There are several period descriptions of the “typical” Texan. They have
been described as “‘renegade Americans,’…‘refugees from justice’ many of them, smart,
shrewd and unscrupulous."1 A Union prisoner at Camp Ford in Tyler, Texas described his captors as a “simple,
half-educated people."2 Louisiana refugee Kate Stone stated “The more we see of the people, the less
we like them, and every refugee we have seen feels the same way."3 Kittie King writing from Fort Worth
in 1860 thought “it does seem to me that all that [they] do is to drink whisky and talk about killing Indians."4
Lt. Col. Arthur J.L. Fremantle of England included Texas as part of a three month tour of the southern states in 1863.
Despite the Texans “peculiar habits of hanging, shooting, etc, which seemed to be natural to people living in a wild
and thinly-populated country, there was much to like in my fellow-travellers. They all had a sort of bonhommie honesty and
straightforwardness, a natural courtesy and extreme good-nature, which was very agreeable.”5
Texas fashion appeared to be behind the times, at least according to Kate Stone.
She apparently thought very little of Texas women and considered them somewhat backward. In 1863 she wrote “Hoops are
just coming in with full fashion. This is indeed the place where hoops 'most do flourish and abide.' Have not seen
a hoopless lady since entering the state. Shoes are considered rather luxuries than necessities and are carefully kept for
state occasions….…they [hoops] are all in the fashions of three years ago. If they would only leave off their
tremendous hoops, but hoops seem in the very zenith of their popularity….Nothing looks funnier than a woman walking
around with an immense hoop---barefooted."6
Mrs. Warren, Austin, TX. circa 1866
At
a funeral, Stone describes “…one girl airy in pink tarleton and another sweltering in red woolen; high horn combs
with long ribbon streamers waving from the top; immense hoops, and strand after strand of beads, all colors, wound around
their necks. Many of the men were barefooted, and nearly all of their slouched wool hats were decorated with ribbons or an
artificial flower. There were few coats but many vests and a display of homemade knit galluses."7 She later mentions a church service where the women of the congregation
wore “Short dresses, large hoops, and top-knotted sunbonnets…"8
Of the men of Texas
Thomas North had this to say:
"The
masses of them wore spurs on their heels, generally the immense wheel-spur, and though they were not born with them on, yet
they might as well have been, for they not only rode in them, but walked in them, ate in them, and slept in them. Their clanking
as they walked was like a man in chains. They wore belts around the waist, suspending one or two revolvers and a bowie knife;
were experts in the saddle, had a reckless dare-devil look, and were always ready for whisky and a big chew of tobacco, and
the handwriting of passion and appetite was all over them. They were cow-boys from the wild woods and prairies, and sons of
the low class planters, with a strong sprinkling of the low white trash, clay-eaters, so plentiful in the Atlantic Southern
States."9
1 North, Thomas. Five
Years in Texas: or, What You Did Not Hear During the War from January 1861 to January 1866. A Narrative of His Travels, Experiences
and Observations, in Texas and Mexico. Elm Street Printing Co., Cincinnati 1871, page 68
2 Friend, Llerena B. “The Texan of 1860” Texas
Vistas, Texas State Historical Assoc. 1980.

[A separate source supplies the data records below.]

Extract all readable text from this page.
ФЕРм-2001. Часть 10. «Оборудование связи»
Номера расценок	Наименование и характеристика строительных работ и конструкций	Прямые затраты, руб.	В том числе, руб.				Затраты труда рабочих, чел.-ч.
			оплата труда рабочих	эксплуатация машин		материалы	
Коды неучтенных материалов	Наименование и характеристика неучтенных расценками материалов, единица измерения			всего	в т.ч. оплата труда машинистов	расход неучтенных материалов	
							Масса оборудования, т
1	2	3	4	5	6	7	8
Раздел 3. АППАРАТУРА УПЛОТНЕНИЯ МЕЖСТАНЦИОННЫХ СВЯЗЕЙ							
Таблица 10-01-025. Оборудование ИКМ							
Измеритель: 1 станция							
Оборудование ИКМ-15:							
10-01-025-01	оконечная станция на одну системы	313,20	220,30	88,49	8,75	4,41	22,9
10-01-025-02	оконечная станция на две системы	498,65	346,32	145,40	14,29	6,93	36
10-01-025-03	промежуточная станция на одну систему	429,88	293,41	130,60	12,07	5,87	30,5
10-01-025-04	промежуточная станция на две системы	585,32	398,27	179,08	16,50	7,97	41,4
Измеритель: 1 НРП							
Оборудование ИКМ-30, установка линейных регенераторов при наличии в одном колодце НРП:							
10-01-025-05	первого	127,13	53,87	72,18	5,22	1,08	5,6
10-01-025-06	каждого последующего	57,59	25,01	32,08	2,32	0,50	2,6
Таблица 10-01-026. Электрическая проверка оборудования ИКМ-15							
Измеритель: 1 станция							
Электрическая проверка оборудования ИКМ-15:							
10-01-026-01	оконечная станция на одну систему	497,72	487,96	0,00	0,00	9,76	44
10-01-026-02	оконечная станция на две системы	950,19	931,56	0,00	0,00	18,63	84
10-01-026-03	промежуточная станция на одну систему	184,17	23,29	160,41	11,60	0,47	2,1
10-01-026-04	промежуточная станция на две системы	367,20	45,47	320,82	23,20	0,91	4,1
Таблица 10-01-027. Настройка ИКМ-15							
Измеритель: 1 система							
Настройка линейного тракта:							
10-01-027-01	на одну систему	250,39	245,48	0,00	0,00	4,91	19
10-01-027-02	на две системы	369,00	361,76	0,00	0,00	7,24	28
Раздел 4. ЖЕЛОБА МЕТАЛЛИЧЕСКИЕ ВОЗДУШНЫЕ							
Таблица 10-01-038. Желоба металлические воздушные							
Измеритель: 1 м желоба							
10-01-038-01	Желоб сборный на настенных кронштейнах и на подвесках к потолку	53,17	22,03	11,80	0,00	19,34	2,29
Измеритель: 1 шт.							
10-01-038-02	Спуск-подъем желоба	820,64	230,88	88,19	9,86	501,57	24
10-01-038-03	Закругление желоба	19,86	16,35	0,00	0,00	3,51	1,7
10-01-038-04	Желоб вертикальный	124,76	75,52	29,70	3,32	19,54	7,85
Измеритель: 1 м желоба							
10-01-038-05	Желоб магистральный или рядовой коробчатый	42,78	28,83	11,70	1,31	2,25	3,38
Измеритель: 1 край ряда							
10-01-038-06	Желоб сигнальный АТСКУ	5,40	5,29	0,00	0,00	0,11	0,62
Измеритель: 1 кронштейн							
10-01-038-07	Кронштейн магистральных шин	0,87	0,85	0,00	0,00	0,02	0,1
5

3 Anderson, John Q. Brokenburn: the Journal of Kate Stone 1861-1868. Louisiana State University Press, 1955,
page 238.
4 Letter from Kittie
King, 1860, Lizzie Waddill Letters, Archives and Information Services Division, Texas State Library and Archives Commission.
5 Fremantle, Lt. Col. Arthur J.L. Three
Months in the Southern States. University of Nebraska Press, 1991, page 60.